The new filings detail one anonymous political agent — the “center left face” of the operation — who described his job as “giving to a lot of woke s— for transactional purposes.” Internal documents from Alameda show that FTX officials donated more than $100 million to politicians on both sides of the aisle. FTX has since asked that many of those donations be returned.

On the other hand, prosecutors detail that Mr. Bankman-Fried did not want “to have his name publicly attached to Republican candidates” and chose to keep contributions to Republicans “dark,” or unregistered with federal election authorities.

Close associates of Mr. Bankman-Fried, including an FTX co-founder, Gary Wang, and the Alameda Research CEO, Caroline Ellison, pleaded guilty to similar charges in December and are cooperating with prosecutors against Mr. Bankman-Fried.

Prosecutors also allege that Mr. Bankman-Fried portrayed himself as a “figurehead of a trustworthy and law-abiding segment of the cryptocurrency industry,” while defrauding investors of their assets.

FTX was represented as a firm “that was focused not only on profits, but also on investor and client protection,” the indictment alleges, spending millions of dollars on ads and celebrity endorsements to reinforce this image.

These efforts include a 2022 Super Bowl ad that said FTX was the “safest and easiest way to buy and sell crypto” and “the most trusted way to buy and sell” digital assets. As the company worked to reinforce this image, prosecutors allege that Mr. Bankman-Fried provided FTX customer assets to Alameda Research, exposing customers to “massive undisclosed risk.”
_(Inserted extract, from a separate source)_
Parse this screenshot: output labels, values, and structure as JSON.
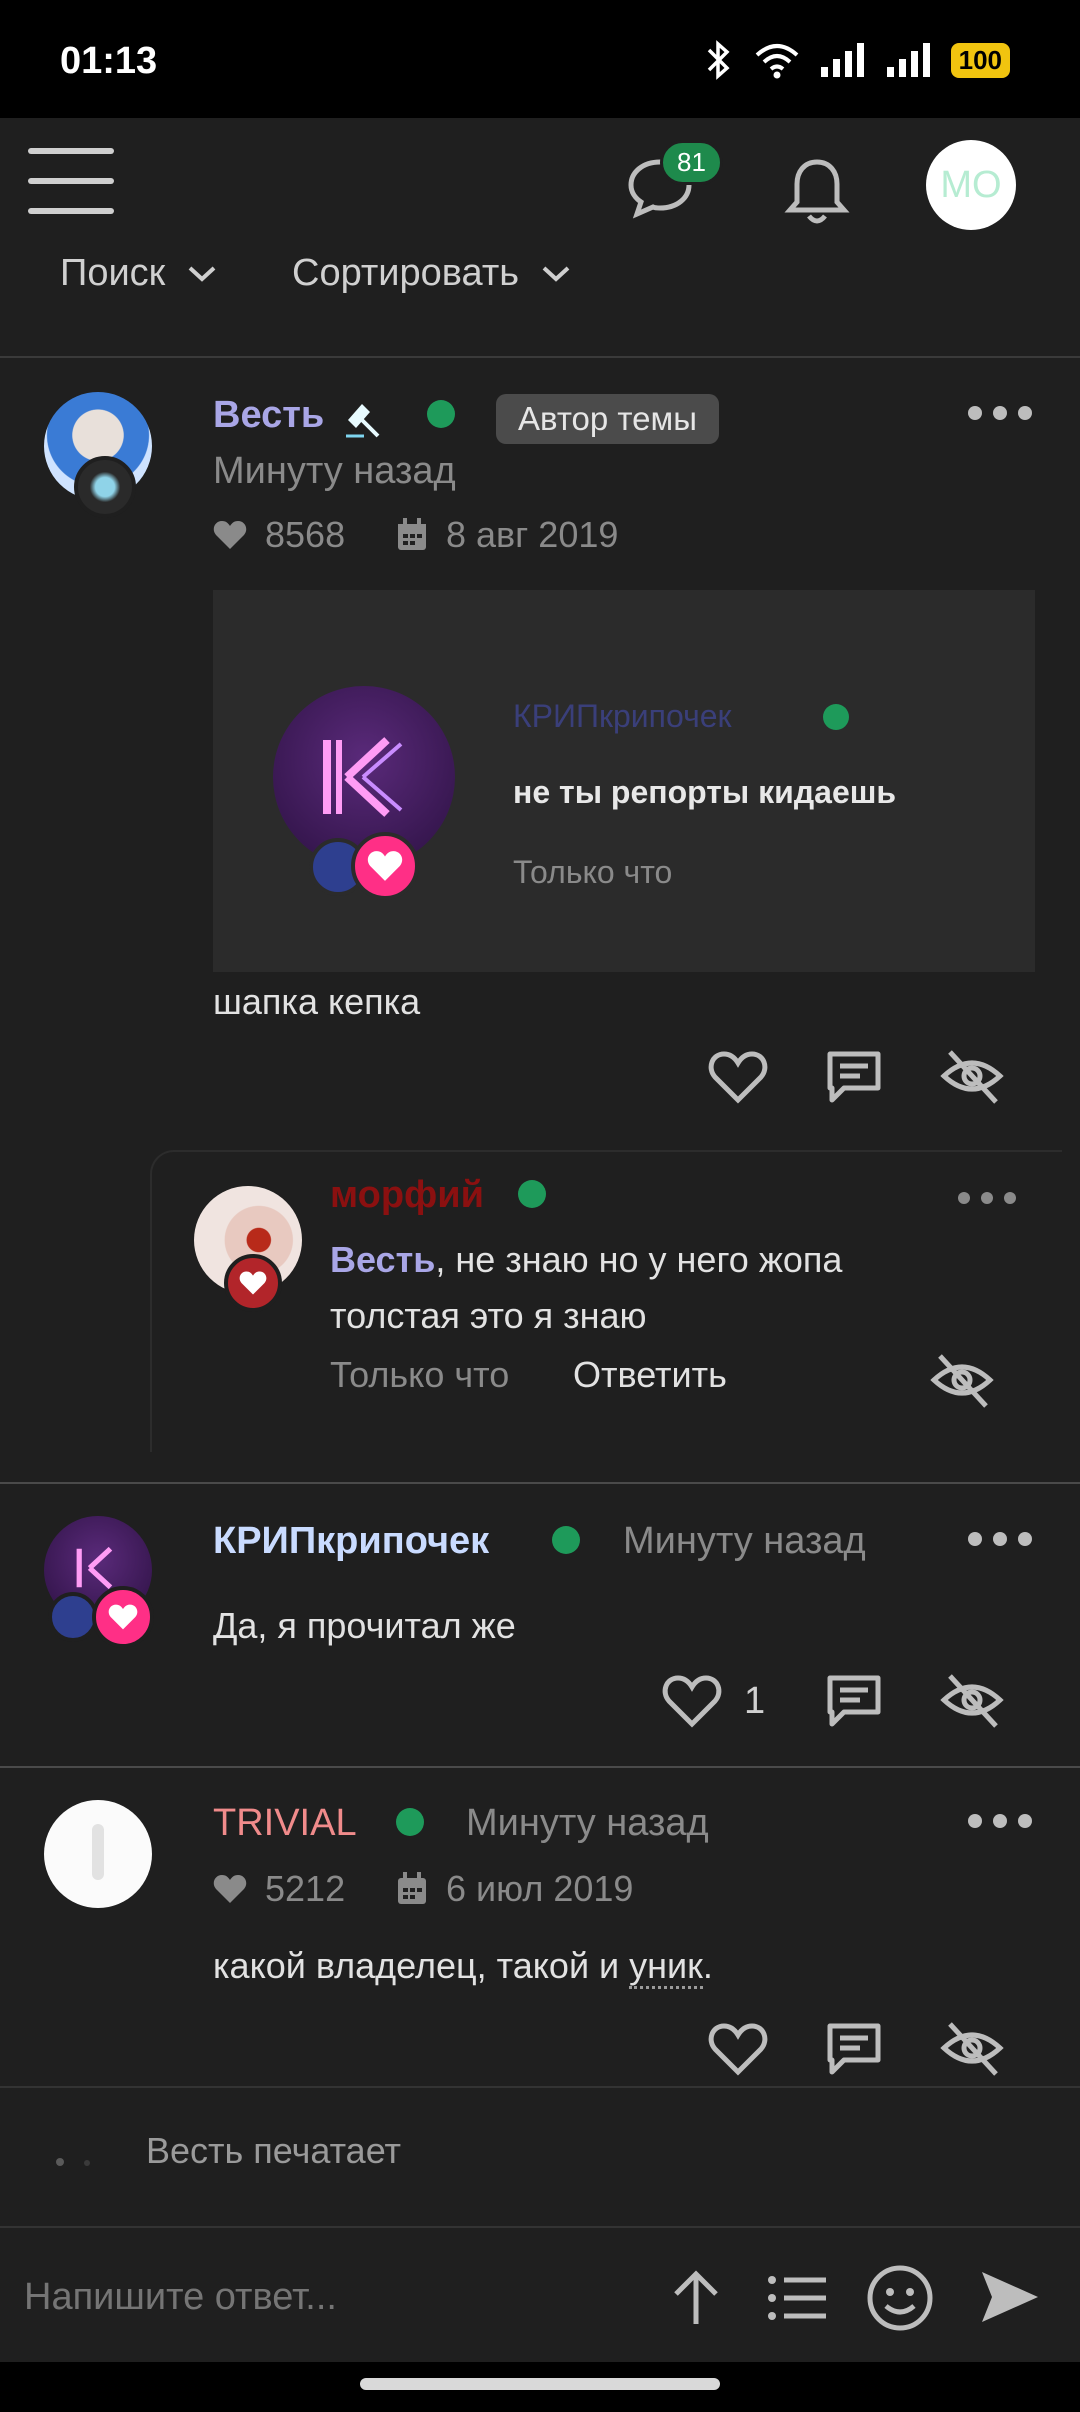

Prosecutors allege that Mr. Bankman-Fried used his control of both companies to “prop each other up, notwithstanding conflicts of interest and outright lies to the contrary.”

Mr. Bankman-Fried has pleaded not guilty to these charges and is out on bail at the price of $250 million, the terms of which allow him to stay at his parents’ home at Palo Alto, California. With the new charges accounted for, Mr. Bankman-Fried could face between 115 and 155 years in prison, if convicted.